Angela Merkel a dénoncé, ce samedi, à l’occasion de la journée de commémoration des victimes de l’Holocauste la résurgence de l’antisémitisme dans son pays, qualifiant de « honte » la nécessité de continuer à faire protéger les bâtiments juifs.

« Une honte ». Il reste plus que jamais nécessaire de se souvenir des millions de victimes de la Shoah car « l’antisémitisme, le racisme et la haine de l’autre en général sont davantage d’actualité que cela n’a été le cas dans le passé », a déclaré la chancelière allemande dans son podcast hebdomadaire. « Il est inconcevable et cela constitue une honte de voir qu’aucun établissement juif ne peut exister sans protection policière, qu’il s’agisse d’une école, d’un jardin d’enfants ou d’une synagogue », a-t-elle ajouté.

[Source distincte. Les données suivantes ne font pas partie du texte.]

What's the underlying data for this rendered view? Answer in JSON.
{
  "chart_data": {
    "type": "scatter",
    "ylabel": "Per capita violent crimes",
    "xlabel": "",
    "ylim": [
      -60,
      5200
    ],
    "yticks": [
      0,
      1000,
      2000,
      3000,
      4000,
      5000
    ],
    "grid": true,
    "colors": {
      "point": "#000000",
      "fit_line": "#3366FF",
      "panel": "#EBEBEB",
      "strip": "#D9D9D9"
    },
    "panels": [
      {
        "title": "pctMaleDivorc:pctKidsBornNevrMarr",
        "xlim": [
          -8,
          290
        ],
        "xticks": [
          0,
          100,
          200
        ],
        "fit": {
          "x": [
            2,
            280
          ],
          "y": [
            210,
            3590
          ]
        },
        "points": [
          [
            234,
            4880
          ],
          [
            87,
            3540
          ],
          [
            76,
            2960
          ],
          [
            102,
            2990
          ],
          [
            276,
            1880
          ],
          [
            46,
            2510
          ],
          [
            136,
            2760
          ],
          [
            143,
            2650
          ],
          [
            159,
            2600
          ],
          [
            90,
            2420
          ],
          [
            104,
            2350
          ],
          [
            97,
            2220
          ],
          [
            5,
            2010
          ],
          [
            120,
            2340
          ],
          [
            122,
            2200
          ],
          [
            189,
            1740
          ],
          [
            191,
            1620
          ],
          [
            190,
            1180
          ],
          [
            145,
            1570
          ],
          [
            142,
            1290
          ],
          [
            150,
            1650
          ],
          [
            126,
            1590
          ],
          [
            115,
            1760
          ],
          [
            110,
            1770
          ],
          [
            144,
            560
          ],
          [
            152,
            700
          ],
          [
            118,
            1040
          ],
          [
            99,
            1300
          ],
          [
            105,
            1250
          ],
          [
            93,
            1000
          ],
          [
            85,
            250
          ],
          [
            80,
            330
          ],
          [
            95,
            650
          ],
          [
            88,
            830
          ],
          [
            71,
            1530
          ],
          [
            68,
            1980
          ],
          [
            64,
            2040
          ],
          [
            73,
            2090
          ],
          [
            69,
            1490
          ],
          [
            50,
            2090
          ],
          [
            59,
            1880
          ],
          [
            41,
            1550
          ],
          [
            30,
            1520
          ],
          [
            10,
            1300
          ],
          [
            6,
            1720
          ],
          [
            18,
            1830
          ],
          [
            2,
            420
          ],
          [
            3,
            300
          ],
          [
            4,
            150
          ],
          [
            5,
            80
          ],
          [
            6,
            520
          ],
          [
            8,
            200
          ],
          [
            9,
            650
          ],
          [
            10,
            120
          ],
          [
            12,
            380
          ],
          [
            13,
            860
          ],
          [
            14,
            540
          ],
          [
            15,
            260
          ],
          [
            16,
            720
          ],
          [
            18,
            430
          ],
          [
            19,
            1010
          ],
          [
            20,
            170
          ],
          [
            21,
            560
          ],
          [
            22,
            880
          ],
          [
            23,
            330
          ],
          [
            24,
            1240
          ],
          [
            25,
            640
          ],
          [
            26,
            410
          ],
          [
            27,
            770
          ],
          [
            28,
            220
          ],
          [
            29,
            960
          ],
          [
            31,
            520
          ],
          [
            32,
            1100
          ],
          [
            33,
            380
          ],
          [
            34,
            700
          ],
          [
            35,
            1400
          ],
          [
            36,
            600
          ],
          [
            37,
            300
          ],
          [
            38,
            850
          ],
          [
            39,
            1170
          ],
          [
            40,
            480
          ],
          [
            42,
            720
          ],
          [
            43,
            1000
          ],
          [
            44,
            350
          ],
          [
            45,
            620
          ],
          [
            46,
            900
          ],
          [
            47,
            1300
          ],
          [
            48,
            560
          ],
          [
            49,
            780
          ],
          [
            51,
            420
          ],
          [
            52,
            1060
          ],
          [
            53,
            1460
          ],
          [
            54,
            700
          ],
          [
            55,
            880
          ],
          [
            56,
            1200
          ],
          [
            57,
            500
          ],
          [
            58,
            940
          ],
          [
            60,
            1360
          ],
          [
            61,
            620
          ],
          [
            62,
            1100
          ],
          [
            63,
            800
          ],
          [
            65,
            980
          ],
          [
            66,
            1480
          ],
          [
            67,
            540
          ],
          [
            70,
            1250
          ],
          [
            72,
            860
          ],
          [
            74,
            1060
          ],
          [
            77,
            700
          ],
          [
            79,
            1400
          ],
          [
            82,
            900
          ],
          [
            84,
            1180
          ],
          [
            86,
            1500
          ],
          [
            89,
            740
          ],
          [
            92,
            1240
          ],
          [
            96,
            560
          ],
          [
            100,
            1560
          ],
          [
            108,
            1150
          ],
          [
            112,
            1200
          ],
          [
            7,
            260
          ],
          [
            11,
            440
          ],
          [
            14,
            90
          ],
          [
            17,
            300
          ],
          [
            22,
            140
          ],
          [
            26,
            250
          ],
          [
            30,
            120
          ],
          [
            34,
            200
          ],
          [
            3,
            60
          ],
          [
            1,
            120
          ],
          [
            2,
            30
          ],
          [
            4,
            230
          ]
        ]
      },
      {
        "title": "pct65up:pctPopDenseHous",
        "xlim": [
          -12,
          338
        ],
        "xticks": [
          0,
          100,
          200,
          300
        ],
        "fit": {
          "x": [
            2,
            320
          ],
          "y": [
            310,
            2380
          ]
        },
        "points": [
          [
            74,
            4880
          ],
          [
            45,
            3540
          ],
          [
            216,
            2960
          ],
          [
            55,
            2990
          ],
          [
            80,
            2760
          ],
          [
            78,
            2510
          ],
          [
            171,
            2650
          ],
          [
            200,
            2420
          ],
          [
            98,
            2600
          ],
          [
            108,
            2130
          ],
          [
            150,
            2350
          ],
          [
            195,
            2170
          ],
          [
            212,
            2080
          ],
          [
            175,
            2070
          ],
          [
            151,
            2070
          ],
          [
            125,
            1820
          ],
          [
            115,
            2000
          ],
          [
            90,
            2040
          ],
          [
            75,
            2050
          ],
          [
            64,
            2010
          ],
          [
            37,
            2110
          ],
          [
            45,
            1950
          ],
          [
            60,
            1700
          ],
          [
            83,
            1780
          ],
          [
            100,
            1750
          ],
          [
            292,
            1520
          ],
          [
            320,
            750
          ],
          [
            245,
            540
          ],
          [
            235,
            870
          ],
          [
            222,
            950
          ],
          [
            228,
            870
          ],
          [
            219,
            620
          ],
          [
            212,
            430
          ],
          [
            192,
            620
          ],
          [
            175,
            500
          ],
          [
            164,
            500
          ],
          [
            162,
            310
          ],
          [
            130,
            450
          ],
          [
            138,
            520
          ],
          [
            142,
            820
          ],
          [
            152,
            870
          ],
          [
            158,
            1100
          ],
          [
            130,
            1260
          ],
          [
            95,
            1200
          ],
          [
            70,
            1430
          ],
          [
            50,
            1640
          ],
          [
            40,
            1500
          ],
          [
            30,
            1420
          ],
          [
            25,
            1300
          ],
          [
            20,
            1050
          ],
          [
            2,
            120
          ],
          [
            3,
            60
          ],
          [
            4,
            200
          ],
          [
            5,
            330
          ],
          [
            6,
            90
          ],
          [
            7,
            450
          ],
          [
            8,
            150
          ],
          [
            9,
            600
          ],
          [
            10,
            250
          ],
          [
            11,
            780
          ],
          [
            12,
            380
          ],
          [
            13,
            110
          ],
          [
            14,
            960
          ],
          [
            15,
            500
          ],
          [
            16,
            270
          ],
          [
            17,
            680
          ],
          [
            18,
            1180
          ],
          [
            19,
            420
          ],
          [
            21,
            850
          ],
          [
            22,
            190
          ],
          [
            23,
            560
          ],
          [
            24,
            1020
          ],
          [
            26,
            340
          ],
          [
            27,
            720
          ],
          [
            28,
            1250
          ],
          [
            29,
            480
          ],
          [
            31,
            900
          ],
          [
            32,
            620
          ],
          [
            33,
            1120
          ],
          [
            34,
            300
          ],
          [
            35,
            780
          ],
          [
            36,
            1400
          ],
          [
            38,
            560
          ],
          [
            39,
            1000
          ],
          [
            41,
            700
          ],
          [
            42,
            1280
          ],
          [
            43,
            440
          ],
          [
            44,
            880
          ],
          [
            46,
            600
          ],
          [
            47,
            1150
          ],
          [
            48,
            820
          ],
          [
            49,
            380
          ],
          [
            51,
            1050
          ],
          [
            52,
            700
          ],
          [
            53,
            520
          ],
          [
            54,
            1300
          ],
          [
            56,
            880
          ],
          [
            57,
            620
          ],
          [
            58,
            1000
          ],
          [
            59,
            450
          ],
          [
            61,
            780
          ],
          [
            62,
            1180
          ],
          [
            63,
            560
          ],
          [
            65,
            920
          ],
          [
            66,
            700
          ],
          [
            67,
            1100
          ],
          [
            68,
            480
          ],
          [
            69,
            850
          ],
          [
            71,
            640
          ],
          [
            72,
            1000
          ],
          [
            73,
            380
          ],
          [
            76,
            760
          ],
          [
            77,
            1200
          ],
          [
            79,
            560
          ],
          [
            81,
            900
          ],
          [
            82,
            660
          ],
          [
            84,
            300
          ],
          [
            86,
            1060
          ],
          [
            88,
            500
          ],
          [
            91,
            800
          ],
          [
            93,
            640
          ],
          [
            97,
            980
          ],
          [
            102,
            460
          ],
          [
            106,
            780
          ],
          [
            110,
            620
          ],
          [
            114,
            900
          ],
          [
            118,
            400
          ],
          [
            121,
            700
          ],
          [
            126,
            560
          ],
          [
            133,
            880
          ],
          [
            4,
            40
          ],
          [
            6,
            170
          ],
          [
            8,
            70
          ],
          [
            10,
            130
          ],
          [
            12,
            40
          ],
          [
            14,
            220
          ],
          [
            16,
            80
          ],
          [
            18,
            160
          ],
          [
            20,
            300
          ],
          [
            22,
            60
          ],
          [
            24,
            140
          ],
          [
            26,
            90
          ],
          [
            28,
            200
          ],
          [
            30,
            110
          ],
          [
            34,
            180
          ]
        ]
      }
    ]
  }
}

Les signes préoccupants d’une montée de l’antisémitisme. La chancelière a aussi réaffirmé son soutien à la création d’un poste spécifique de commissaire à l’antisémitisme dans le prochain gouvernement allemand, si son parti conservateur et les sociaux-démocrates parviennent à s’entendre sur un accord de coalition définitif. Les autorités sont préoccupées par les signes d’une montée de l’antisémitisme en Allemagne, venant d’une part des milieux d’extrême droite, alors que depuis septembre 2017 une centaine de députés du parti AfD siègent au Bundestag. Mais aussi – phénomène plus nouveau – de certains immigrés originaires de pays musulmans où la haine des Juifs est largement propagée. Le 11 décembre 2017, une manifestation en plein centre de Berlin pendant laquelle des drapeaux israéliens ont été brûlés, en signe de protestation contre la volonté des Etats-Unis de transférer leur ambassade à Jérusalem, a suscité un fort émoi en Allemagne.